“Groener,” he reflected. “That isn’t a French name?”
“No, my family lived in Belgium, but I have only a cousin left. He is a wood carver, in Brussels. He has been very kind to me and would pay my board with the Bonnetons, but I don’t want to be a burden, so I work at the church.”
“I see,” he said approvingly.
The girl was seated in the full light, and as they talked, Coquenil observed her attentively, noting the pleasant tones of her voice and the charming lights in her eyes, studying her with a personal as well as a professional interest; for was not this the young woman who had so suddenly and so unaccountably influenced his life? Who was she, what was she, this dreaming candle seller? In spite of her shyness and modest ways, she was brave and strong of will, that was evident, and, plain dress or not, she looked the aristocrat every inch of her. Where did she get that unconscious air of quiet poise, that trick of the lifted chin? And how did she learn to use her hands like a great lady?
“Would you mind telling me something, mademoiselle?” he said suddenly.
Alice looked at him in surprise, and again he remarked, as he had at Notre-Dame, the singular beauty of her wondering dark eyes.
“What is it?”
“Have you any idea how you happened to dream that dream about me?”
The girl shrank away trembling. “No one can explain dreams, can they?” she asked anxiously, and it seemed to him that her emotion was out of all proportion to its cause.

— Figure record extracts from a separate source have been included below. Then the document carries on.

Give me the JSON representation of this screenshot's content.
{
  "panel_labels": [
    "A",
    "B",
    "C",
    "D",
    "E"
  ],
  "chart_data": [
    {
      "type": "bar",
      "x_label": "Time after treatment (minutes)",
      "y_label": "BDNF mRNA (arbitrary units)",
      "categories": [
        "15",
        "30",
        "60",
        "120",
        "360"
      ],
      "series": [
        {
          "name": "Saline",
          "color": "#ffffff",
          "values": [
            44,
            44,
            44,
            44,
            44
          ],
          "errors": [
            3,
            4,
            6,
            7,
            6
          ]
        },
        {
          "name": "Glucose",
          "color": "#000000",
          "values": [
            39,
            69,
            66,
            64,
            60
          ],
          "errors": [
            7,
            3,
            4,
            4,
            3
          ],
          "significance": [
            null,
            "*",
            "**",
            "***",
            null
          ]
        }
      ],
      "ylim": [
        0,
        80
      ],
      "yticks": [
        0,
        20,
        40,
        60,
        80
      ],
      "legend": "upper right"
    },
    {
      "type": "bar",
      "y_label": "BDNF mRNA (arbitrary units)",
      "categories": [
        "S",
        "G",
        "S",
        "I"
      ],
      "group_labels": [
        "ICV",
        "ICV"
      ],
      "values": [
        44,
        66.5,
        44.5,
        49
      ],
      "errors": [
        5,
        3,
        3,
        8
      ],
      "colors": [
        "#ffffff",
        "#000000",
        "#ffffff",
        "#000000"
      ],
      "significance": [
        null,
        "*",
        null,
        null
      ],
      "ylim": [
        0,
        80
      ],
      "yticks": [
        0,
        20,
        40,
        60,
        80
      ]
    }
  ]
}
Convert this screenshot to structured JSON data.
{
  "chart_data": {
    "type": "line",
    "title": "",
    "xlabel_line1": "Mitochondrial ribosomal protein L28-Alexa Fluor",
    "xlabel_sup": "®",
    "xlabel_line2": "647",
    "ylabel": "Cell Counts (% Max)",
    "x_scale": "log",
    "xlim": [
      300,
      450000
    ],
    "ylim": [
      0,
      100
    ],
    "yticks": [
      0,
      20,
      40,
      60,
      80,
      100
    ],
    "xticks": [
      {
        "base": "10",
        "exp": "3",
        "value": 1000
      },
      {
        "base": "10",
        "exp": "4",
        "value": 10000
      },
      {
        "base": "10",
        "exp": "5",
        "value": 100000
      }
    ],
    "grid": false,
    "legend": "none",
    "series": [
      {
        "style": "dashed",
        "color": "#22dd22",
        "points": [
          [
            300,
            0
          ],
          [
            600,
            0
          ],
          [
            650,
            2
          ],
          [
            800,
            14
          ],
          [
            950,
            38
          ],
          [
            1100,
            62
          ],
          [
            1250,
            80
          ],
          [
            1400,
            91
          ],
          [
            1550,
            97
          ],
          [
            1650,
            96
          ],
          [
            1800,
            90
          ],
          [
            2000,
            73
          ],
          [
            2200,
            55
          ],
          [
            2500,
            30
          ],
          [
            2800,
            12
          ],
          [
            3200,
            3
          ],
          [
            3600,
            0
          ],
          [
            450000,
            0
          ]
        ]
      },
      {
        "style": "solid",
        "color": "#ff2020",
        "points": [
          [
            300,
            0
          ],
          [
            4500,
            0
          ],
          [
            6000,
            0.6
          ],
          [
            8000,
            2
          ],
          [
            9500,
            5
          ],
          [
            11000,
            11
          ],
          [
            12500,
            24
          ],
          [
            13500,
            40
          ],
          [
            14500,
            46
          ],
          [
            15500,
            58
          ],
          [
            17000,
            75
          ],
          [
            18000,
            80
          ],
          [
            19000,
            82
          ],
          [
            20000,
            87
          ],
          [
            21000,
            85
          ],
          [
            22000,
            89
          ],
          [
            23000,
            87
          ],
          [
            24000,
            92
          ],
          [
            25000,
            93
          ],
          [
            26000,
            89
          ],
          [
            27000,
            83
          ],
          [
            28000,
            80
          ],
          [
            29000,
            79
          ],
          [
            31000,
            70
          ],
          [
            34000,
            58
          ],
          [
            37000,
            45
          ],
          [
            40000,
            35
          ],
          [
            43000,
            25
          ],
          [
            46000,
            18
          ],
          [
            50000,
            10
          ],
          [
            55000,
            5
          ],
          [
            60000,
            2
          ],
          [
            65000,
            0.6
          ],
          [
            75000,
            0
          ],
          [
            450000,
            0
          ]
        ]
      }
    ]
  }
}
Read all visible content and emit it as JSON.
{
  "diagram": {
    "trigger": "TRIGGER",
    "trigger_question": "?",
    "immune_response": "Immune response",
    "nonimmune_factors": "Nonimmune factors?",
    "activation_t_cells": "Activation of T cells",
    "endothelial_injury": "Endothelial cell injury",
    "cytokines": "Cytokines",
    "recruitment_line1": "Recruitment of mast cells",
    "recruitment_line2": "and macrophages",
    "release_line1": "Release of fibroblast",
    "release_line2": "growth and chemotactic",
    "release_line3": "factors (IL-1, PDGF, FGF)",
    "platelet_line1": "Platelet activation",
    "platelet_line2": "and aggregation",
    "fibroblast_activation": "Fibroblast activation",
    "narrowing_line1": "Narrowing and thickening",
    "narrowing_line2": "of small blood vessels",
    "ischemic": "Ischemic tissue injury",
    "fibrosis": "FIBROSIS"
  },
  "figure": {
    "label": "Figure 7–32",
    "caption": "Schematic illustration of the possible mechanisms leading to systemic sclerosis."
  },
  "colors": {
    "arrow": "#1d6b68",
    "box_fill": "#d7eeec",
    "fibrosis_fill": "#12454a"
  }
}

“I suppose not,” he answered kindly. “I thought you might have some—er—some fancy about it. If you ever should have, you would tell me, wouldn’t you?”
“Ye-es.” She hesitated, and for a moment he thought she was going to say something more, but she checked the impulse, if it was there, and Coquenil did not press his demand.
“There’s one other thing,” he went on reassuringly. “I’m asking this in the interest of M. Kittredge. Tell me if you know anything about this crime of which he is accused?”
“Why, no,” she replied with evident sincerity. “I haven’t even read the papers.”
“But you know who was murdered?”
Alice shook her head blankly. “How could I? No one has told me.”
“It was a man named Martinez.”
She started at the word. “What? The billiard player?” she cried.
He nodded. “Did you know him?”
“Oh, yes, very well.”
Now it was Coquenil’s turn to feel surprise, for he had asked the question almost aimlessly.
“You knew Martinez very well?” he repeated, scarcely believing his ears.
“I often saw him,” she explained, “at the cafe where we went evenings.”
“Who were ’we’?”
“Why, Papa Bonneton would take me, or my cousin, M. Groener, or M. Kittredge.”
“Then M. Kittredge knew Martinez?”
“Of course. He used to go sometimes to see him play billiards.” She said all this quite simply.